The Dioguardis determined that the original building had been added onto five times. Beneath the flooring, they found a sidewalk and irrigation ditches 60 to 80 feet deep. They replaced 1/16-inch pipe that had been in place for 75 years. They installed a kitchen where the bar had been.

“People were coming in on a daily basis and telling me stories,” Brian said. “I felt the ghosts.”

But that pig with the new lipstick? “She’s flying now, for sure.”

Meat lovers’ delight

Baldy’s menu selection is a treasure trove for meat lovers. The newly reborn restaurant on the north side of downtown Redmond — with its giant “YUM” sign brightly lit between two TVs at the rear of the dining room — has quickly become a go-to destination for residents of north Deschutes County.

I’m a huge fan of the baby back ribs, fall-off-the-bone pork that is hand-rubbed with a house spice blend, slowly smoked and slathered in Baldy’s original sauce or in the tongue-tingling “cat’s meow.”

As an entree, it comes with a choice of numerous sides. The peppery coleslaw has found that particular balance between sweet and tart that too many restaurants miss. The baked beans are made with just the right amount of molasses and smoky pork belly. Honey-sweetened corn pudding has real kernels of corn, while au gratin potatoes (one of five possible selections of spuds) are rich with cheese. The honey-jalapeño cornbread is another excellent choice of side dish.

By ordering two entrees, my dining companion and I were able to sample all of these sides. She chose a combo plate of beef brisket and grilled hot links, and both meat options were superb. The brisket was smoked and sliced, the sausage thick and juicy.

Lunch choices

At a subsequent lunch visit, we sat near the main entrance at a comfortable bar, once the Fireside’s dimly lit pool room. My friend enjoyed a Que-Ban, Baldy’s version of a classic Cuban sandwich. Smoked ham, pulled pork and Swiss cheese were topped with fried pickles and house-made horseradish mustard, and served on a French roll.

I dined on a pair of starters, fried okra and chili. The okra, a favorite Southern vegetable not often seen in the Northwest, was chopped, breaded, fried and served with ranch dressing. The “spicy smokehouse chili” was a heartier choice, a blend of meat, beans, topped with diced onions and shredded cheddar, served with sour cream and a slice of cornbread. I did not go hungry.

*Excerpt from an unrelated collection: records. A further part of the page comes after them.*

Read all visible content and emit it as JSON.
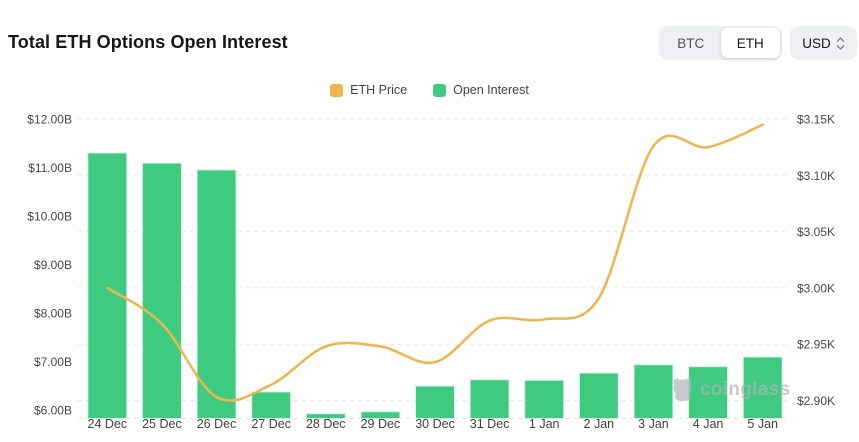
{
  "header": {
    "title": "Total ETH Options Open Interest",
    "asset_toggle": {
      "options": [
        "BTC",
        "ETH"
      ],
      "selected": "ETH"
    },
    "currency_select": {
      "value": "USD"
    }
  },
  "legend": {
    "items": [
      {
        "label": "ETH Price",
        "color": "#eeb54e"
      },
      {
        "label": "Open Interest",
        "color": "#3ecb80"
      }
    ]
  },
  "watermark": {
    "brand": "coinglass"
  },
  "chart_data": {
    "type": "bar+line",
    "categories": [
      "24 Dec",
      "25 Dec",
      "26 Dec",
      "27 Dec",
      "28 Dec",
      "29 Dec",
      "30 Dec",
      "31 Dec",
      "1 Jan",
      "2 Jan",
      "3 Jan",
      "4 Jan",
      "5 Jan"
    ],
    "series": [
      {
        "name": "Open Interest",
        "type": "bar",
        "axis": "left",
        "color": "#3ecb80",
        "unit": "USD billions",
        "values": [
          11.3,
          11.09,
          10.95,
          6.37,
          5.92,
          5.96,
          6.49,
          6.62,
          6.61,
          6.76,
          6.93,
          6.89,
          7.09
        ]
      },
      {
        "name": "ETH Price",
        "type": "line",
        "axis": "right",
        "color": "#eeb54e",
        "unit": "USD thousands",
        "values": [
          3.0,
          2.968,
          2.903,
          2.914,
          2.948,
          2.948,
          2.934,
          2.971,
          2.972,
          2.991,
          3.126,
          3.125,
          3.145
        ]
      }
    ],
    "left_axis": {
      "tick_labels": [
        "$12.00B",
        "$11.00B",
        "$10.00B",
        "$9.00B",
        "$8.00B",
        "$7.00B",
        "$6.00B"
      ],
      "tick_values": [
        12,
        11,
        10,
        9,
        8,
        7,
        6
      ],
      "min": 5.82,
      "max": 12
    },
    "right_axis": {
      "tick_labels": [
        "$3.15K",
        "$3.10K",
        "$3.05K",
        "$3.00K",
        "$2.95K",
        "$2.90K"
      ],
      "tick_values": [
        3.15,
        3.1,
        3.05,
        3.0,
        2.95,
        2.9
      ],
      "min": 2.884,
      "max": 3.15
    },
    "grid": {
      "horizontal_dashed": true,
      "gridlines_follow": "right_axis",
      "legend_position": "top-center"
    }
  }
}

There’s more to eat here than pork and brisket. The menu also includes chicken, turkey and rib-eye steak, along with fried catfish, grilled salmon and jumbo shrimp. You can get breakfast on Saturday and Sunday mornings, including a Baldy’s Signature skillet with pork chili verde.

Baldy’s west-side Bend restaurant has recently reopened after a two-week renovation closure during Century Drive roadwork. And both Bend restaurants are about to launch Uber home-delivery service within the city, Brian Dioguardi said.

Service continues to be a concern for the owner. I find the Redmond staff to be enthusiastic and efficient, but Dioguardi acknowledged some occasional confusion with orders. “I try to empower all my servers to handle any problems right at the table,” he said.